2019… After realising that I wanted to explore the world of BSL further, I booked onto my Level 2 Certificate in BSL at Heathlands School in St Albans and this was where I was to receive not just a slap against ignorance, but a full-on punch in the face, when I met that year’s teacher for the first time. Although I have no doubt he wouldn’t mind a bit of free publicity, I will not name him, and instead, just state that as the first actual deaf person and teacher I had met he had me in awe. He showed me the wonder of the deaf community and the richness of deaf culture. He was so proud to be deaf, a concept I struggled with initially, and this was one of the best lessons he passed on. The impact of his insights into his world and mind cannot be overstated and it was not just the language but him who inspired me to go on to complete Level 3 with another outstanding teacher who has dedicated her life to the deaf community…level 4 begins September.

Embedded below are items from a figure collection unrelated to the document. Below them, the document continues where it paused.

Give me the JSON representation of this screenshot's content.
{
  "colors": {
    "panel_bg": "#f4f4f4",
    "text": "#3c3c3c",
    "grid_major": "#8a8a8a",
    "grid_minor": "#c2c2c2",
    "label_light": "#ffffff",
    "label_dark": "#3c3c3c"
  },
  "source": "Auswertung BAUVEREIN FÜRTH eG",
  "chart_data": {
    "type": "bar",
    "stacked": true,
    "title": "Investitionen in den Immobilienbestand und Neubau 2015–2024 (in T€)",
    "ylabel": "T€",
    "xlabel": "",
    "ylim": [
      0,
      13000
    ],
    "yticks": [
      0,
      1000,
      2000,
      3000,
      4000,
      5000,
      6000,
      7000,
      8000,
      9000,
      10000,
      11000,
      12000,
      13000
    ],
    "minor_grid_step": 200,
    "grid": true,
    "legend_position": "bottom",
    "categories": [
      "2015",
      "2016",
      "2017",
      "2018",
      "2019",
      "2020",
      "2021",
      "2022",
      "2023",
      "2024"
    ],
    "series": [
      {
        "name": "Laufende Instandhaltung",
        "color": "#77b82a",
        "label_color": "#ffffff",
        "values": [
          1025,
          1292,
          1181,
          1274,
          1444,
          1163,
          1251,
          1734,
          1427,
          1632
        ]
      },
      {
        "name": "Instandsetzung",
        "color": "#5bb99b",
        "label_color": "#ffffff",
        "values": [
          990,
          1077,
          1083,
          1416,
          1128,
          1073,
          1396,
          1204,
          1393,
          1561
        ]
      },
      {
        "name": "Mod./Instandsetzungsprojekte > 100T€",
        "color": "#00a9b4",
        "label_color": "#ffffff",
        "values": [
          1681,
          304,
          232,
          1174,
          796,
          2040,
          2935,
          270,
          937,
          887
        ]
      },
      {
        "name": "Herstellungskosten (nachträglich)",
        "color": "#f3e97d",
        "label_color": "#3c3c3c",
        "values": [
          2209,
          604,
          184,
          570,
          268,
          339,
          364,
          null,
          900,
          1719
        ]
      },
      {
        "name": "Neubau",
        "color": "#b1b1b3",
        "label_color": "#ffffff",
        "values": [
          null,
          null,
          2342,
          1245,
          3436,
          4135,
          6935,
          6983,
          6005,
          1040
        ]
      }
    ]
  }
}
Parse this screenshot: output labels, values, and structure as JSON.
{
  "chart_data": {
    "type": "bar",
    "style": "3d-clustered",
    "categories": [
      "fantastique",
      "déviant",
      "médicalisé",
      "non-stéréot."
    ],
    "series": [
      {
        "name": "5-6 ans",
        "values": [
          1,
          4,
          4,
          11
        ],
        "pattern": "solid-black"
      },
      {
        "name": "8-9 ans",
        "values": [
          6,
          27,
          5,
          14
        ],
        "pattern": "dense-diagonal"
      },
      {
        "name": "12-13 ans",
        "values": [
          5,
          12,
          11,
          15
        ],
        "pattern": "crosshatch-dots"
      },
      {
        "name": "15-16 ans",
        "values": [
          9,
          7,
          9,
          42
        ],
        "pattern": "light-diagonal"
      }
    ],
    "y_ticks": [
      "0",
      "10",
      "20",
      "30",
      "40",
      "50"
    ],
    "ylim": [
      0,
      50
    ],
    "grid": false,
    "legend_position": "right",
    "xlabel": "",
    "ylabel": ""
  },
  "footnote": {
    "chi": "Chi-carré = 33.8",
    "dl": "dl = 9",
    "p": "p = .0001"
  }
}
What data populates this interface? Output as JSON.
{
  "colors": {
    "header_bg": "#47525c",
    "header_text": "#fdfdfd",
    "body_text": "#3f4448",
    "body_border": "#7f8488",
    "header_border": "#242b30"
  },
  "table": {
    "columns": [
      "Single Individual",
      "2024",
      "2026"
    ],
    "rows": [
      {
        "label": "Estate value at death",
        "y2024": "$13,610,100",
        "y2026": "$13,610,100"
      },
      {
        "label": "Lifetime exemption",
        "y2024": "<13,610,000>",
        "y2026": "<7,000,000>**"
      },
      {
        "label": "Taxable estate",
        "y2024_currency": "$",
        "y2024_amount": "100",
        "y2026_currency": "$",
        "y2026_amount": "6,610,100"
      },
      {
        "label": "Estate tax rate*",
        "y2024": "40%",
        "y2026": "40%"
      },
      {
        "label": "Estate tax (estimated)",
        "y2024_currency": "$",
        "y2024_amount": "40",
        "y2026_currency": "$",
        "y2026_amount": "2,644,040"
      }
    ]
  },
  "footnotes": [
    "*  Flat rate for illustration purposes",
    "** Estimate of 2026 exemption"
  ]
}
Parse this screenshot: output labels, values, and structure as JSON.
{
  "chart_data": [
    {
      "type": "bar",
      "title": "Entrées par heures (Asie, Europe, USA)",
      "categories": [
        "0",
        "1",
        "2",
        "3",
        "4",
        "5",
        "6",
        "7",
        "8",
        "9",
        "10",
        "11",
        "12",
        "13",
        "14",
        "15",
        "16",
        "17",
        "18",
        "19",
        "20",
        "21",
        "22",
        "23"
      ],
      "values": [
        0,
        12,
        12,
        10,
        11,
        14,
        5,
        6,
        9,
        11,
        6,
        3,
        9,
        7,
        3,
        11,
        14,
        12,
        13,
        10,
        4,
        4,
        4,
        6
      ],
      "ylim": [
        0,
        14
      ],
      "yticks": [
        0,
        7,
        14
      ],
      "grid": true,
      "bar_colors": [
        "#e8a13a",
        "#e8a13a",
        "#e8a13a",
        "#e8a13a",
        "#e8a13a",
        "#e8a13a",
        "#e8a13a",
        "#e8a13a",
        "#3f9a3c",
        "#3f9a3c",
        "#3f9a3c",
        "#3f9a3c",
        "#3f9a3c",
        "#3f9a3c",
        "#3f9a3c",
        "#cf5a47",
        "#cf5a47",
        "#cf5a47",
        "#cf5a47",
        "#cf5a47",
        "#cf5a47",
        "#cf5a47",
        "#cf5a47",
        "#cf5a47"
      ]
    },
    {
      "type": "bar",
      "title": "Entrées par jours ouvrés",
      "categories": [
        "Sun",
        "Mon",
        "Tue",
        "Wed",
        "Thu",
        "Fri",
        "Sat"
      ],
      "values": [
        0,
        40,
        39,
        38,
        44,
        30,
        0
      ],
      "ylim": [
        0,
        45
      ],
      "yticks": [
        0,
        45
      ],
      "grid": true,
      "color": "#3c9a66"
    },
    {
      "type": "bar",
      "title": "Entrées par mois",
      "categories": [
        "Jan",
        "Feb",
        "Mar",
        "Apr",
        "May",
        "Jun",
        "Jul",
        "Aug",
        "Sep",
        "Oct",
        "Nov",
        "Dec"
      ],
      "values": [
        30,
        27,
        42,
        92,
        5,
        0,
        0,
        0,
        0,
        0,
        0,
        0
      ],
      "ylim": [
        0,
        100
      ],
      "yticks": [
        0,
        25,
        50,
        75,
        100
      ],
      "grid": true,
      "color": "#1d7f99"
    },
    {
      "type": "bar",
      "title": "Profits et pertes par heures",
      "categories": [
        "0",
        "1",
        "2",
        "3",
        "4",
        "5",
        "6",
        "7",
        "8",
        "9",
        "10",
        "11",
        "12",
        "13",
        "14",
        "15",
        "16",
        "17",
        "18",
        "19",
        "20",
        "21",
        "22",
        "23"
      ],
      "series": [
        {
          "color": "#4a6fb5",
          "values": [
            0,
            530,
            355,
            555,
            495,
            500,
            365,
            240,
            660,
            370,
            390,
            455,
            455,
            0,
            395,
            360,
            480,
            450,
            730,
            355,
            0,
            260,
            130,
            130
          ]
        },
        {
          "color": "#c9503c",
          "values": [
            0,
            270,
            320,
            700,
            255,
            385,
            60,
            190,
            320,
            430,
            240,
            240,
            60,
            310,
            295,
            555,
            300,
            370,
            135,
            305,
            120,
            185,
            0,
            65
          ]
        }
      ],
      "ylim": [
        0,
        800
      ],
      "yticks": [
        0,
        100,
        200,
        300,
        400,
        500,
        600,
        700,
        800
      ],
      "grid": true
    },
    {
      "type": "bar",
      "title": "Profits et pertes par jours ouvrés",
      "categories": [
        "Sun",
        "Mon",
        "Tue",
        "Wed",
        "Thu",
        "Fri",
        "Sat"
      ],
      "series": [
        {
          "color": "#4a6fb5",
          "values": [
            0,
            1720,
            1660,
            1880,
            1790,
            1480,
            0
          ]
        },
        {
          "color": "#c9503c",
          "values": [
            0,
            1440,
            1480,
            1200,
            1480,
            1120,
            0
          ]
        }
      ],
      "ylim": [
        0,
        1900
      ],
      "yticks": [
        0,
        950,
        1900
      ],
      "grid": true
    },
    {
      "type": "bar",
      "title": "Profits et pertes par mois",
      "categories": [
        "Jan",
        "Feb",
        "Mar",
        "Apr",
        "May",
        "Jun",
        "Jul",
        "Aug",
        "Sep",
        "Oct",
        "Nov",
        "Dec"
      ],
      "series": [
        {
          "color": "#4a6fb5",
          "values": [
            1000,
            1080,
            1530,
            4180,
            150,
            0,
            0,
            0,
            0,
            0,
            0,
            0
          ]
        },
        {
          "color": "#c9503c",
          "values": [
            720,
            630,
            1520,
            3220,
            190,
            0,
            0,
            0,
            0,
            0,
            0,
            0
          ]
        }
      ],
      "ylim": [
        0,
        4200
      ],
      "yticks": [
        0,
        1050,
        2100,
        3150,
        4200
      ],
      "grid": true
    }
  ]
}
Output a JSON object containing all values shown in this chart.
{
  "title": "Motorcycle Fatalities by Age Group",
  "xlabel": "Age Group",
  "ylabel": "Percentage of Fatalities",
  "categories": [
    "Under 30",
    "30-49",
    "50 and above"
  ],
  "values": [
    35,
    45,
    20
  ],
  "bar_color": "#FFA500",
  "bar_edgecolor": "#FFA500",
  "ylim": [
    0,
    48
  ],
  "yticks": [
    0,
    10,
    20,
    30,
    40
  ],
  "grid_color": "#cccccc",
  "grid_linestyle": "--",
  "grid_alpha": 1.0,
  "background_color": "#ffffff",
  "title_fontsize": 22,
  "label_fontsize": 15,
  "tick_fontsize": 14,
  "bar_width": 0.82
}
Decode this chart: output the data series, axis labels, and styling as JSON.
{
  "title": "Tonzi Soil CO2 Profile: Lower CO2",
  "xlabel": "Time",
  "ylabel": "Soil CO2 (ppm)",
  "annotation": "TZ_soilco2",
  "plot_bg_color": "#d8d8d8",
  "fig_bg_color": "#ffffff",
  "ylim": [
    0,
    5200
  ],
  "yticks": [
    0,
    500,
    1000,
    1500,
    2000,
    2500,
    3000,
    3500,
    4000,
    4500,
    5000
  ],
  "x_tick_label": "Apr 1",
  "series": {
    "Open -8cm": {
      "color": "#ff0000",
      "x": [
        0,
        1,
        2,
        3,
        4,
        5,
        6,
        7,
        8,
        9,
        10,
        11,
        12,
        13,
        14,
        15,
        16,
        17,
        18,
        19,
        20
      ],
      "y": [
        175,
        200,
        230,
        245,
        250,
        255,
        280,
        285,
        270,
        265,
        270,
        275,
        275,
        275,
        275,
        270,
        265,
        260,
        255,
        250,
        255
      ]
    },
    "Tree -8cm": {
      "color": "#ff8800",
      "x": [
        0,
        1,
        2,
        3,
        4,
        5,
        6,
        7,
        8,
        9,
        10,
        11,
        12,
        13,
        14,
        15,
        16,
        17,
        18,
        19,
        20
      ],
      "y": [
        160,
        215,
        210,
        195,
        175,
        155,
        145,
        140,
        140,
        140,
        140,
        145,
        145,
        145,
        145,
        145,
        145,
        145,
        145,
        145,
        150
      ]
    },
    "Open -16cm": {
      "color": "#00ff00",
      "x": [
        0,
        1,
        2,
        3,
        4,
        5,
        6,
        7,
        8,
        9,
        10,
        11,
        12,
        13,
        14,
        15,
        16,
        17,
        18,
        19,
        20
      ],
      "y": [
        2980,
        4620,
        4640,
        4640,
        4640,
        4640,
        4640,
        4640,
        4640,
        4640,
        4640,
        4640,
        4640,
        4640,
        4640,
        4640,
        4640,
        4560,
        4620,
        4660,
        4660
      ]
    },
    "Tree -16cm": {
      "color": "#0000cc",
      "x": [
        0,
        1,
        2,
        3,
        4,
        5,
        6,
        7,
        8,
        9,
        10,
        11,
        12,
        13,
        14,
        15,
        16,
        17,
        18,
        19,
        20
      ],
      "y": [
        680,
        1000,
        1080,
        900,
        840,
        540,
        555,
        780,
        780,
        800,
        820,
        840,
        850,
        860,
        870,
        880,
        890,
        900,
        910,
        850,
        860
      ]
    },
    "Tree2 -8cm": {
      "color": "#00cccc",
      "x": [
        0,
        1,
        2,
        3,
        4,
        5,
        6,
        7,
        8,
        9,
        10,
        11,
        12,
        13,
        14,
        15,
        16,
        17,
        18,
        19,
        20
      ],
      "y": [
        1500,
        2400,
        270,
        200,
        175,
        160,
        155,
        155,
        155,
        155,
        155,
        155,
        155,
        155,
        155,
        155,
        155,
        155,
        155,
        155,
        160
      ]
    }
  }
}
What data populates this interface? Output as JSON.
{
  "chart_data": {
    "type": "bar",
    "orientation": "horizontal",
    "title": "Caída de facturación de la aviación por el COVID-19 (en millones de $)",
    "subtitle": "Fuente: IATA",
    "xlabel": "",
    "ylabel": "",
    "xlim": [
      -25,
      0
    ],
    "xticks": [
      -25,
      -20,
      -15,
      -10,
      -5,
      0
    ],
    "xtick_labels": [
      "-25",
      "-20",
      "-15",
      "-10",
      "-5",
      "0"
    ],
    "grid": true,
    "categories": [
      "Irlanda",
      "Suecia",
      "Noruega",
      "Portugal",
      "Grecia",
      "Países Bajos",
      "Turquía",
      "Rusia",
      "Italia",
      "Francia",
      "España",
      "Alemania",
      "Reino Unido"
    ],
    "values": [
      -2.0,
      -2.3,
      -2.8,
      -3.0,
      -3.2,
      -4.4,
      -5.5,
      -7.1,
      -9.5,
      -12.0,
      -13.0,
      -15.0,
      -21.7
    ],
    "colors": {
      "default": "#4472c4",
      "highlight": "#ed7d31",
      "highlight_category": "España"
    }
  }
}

Now, I know you are thinking ok, but all this theory still hasn’t actually touched the deaf community, however, you’d be wrong! In 2020, I heard the news that a new employee starting in my office was deaf. On her first day, I bounded down the stairs and burst in on her frantically signing away. After the initial shock wore off, she beamed and a friendship was formed.

So, what does signing mean to me? It means a brick in a bridge, having ignorance knocked out of me, teaching heroes, beautiful friends, and a whole lot more people and life I can connect to. Where will me and BSL end up in the future? Who knows, but I can’t wait to find out.